The law that changed the age requirement also called for a new grade level – transitional kindergarten, or TK.
The question of starting kindergartners later has been discussed and debated at the state Capitol for 25 years, said Sen. Joe Simitian, D-Palo Alto, at the transitional kindergarten summit held at a Sacramento Sheraton last Tuesday.
Simitian, author of the legislation that created TK, called it a “game changer” that would ultimately lead to better test scores, fewer children placed inappropriately into special education classes and fewer held back in school.
TK will focus on improving motor and social skills to prepare children for the academic rigors of kindergarten.
In 2008, a Public Policy Institute of California review of 14 studies found that students who start kindergarten older perform better on math and reading tests in eighth grade.
“I think it’s amazing,” said Heather Wright, a kindergarten teacher at Elliott Ranch Elementary in Elk Grove who is helping develop TK curriculum for the district.
She said kids will learn to raise their hands, stand in line, relate to their peers and use words appropriately, among other things.

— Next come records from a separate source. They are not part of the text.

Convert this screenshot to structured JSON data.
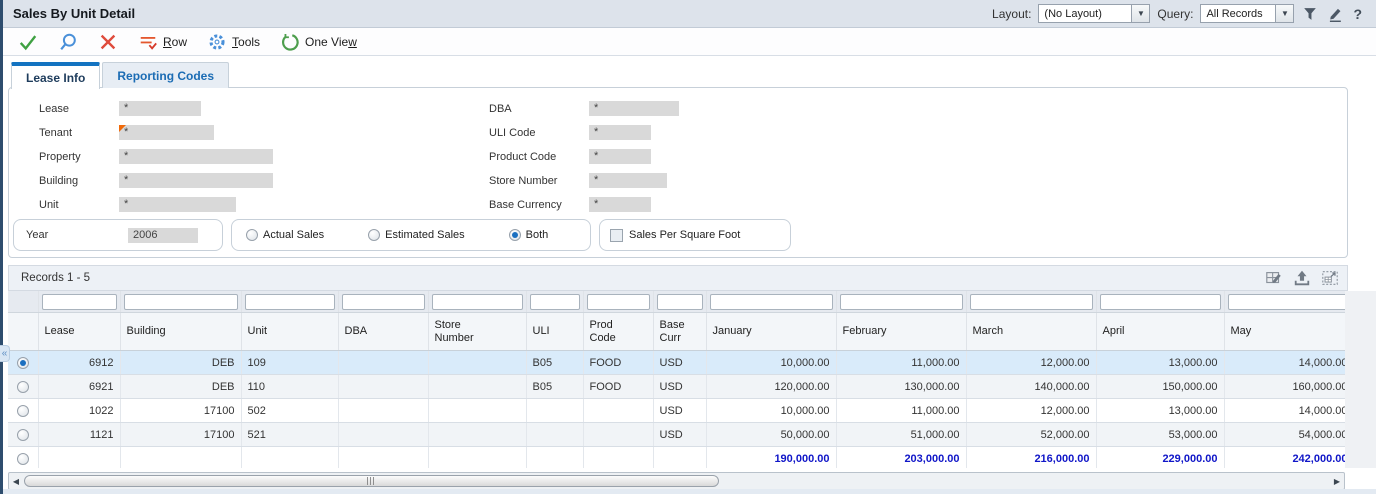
{
  "header": {
    "title": "Sales By Unit Detail",
    "layout_label": "Layout:",
    "layout_value": "(No Layout)",
    "query_label": "Query:",
    "query_value": "All Records",
    "help_glyph": "?"
  },
  "toolbar": {
    "row": {
      "pre": "",
      "accel": "R",
      "rest": "ow"
    },
    "tools": {
      "pre": "",
      "accel": "T",
      "rest": "ools"
    },
    "one_view": {
      "pre": "One Vie",
      "accel": "w",
      "rest": ""
    }
  },
  "icons": {
    "header": [
      "filter-funnel-icon",
      "edit-pencil-icon",
      "help-icon"
    ],
    "toolbar": [
      "ok-check-icon",
      "find-search-icon",
      "close-x-icon",
      "row-menu-icon",
      "tools-gear-icon",
      "one-view-chart-icon"
    ],
    "grid_bar": [
      "format-grid-icon",
      "export-grid-icon",
      "expand-grid-icon"
    ]
  },
  "tabs": [
    {
      "label": "Lease Info",
      "active": true
    },
    {
      "label": "Reporting Codes",
      "active": false
    }
  ],
  "form": {
    "fields_left": [
      {
        "label": "Lease",
        "value": "*"
      },
      {
        "label": "Tenant",
        "value": "*",
        "has_assist_marker": true
      },
      {
        "label": "Property",
        "value": "*"
      },
      {
        "label": "Building",
        "value": "*"
      },
      {
        "label": "Unit",
        "value": "*"
      }
    ],
    "fields_right": [
      {
        "label": "DBA",
        "value": "*"
      },
      {
        "label": "ULI Code",
        "value": "*"
      },
      {
        "label": "Product Code",
        "value": "*"
      },
      {
        "label": "Store Number",
        "value": "*"
      },
      {
        "label": "Base Currency",
        "value": "*"
      }
    ],
    "year": {
      "label": "Year",
      "value": "2006"
    },
    "sales_type_options": [
      {
        "label": "Actual Sales",
        "selected": false
      },
      {
        "label": "Estimated Sales",
        "selected": false
      },
      {
        "label": "Both",
        "selected": true
      }
    ],
    "sales_per_square_foot": {
      "label": "Sales Per Square Foot",
      "checked": false
    }
  },
  "grid": {
    "records_label": "Records 1 - 5",
    "collapse_glyph": "«",
    "columns": [
      "Lease",
      "Building",
      "Unit",
      "DBA",
      "Store Number",
      "ULI",
      "Prod Code",
      "Base Curr",
      "January",
      "February",
      "March",
      "April",
      "May"
    ],
    "rows": [
      {
        "selected": true,
        "is_total": false,
        "cells": [
          "6912",
          "DEB",
          "109",
          "",
          "",
          "B05",
          "FOOD",
          "USD",
          "10,000.00",
          "11,000.00",
          "12,000.00",
          "13,000.00",
          "14,000.00"
        ]
      },
      {
        "selected": false,
        "is_total": false,
        "cells": [
          "6921",
          "DEB",
          "110",
          "",
          "",
          "B05",
          "FOOD",
          "USD",
          "120,000.00",
          "130,000.00",
          "140,000.00",
          "150,000.00",
          "160,000.00"
        ]
      },
      {
        "selected": false,
        "is_total": false,
        "cells": [
          "1022",
          "17100",
          "502",
          "",
          "",
          "",
          "",
          "USD",
          "10,000.00",
          "11,000.00",
          "12,000.00",
          "13,000.00",
          "14,000.00"
        ]
      },
      {
        "selected": false,
        "is_total": false,
        "cells": [
          "1121",
          "17100",
          "521",
          "",
          "",
          "",
          "",
          "USD",
          "50,000.00",
          "51,000.00",
          "52,000.00",
          "53,000.00",
          "54,000.00"
        ]
      },
      {
        "selected": false,
        "is_total": true,
        "cells": [
          "",
          "",
          "",
          "",
          "",
          "",
          "",
          "",
          "190,000.00",
          "203,000.00",
          "216,000.00",
          "229,000.00",
          "242,000.00"
        ]
      }
    ]
  }
}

Most parents agree there is a need. “It’s a good thing they are doing,” Sandhu said, adding that some children need practice before kindergarten.
“I think it can benefit the kids,” said Sherry Tam, who also was standing in line at Joseph Sims Elementary last Monday morning.
Tam said her son – whose birthday is Nov. 16 – is small and could benefit from an extra year of preparation, even though he is academically prepared for kindergarten.
Educators at the summit said parents often balk at the prospect of putting their child in transitional kindergarten because they believe their child is “really smart” and prepared for kindergarten.
Parents also may be put off by logistics. Most schools will only have a handful of students eligible for transitional kindergarten – meaning most will have to attend schools outside their neighborhoods. The state law does not provide transportation.
About 350 Elk Grove Unified students are eligible for transitional kindergarten next school year, said Bob Roe, director of elementary education for the school district. He said Elk Grove Unified, which has 39 elementary schools, would likely have 15 TK classes.
Twin Rivers Unified may take another tack – combining TK and regular kindergarten classes so students can attend their neighborhood schools.
“It will be an interesting journey,” said Tom Janis, assistant superintendent. He said the district wants to finalize its plan within two weeks.
But whatever the plan, parents have options. Transitional kindergarten – like kindergarten – is voluntary.
Parents must sign a release before a child is required to attend a second year of kindergarten. Parents also have the right to move their child into a regular kindergarten program at midyear, after the child turns 5.
School districts have eight months to pull their programs together. Many are looking toward local trailblazers such as Placerville Union and Rescue Union school districts in El Dorado County. Both rural districts have pre-kindergarten programs that have become models for other schools.
Teachers can really tell which students went through the pre-kindergarten program at Placerville Union, said Nancy Lynch, superintendent. She said the program is so popular it has a waiting list.
Sacramento City Unified also kicked off a transitional kindergarten program in the spring of 2010 at a handful of schools. The district now has 100 students enrolled at six sites.
Others are still trying to figure it out. Whatever a district decides to do, it must move forward quickly, Raymond said. “The natural tendency is to let fear hold you back.”
Transitional kindergarten registration for traditional schools and modified traditional schools will take place, in most cases, during regular kindergarten registration in January or February.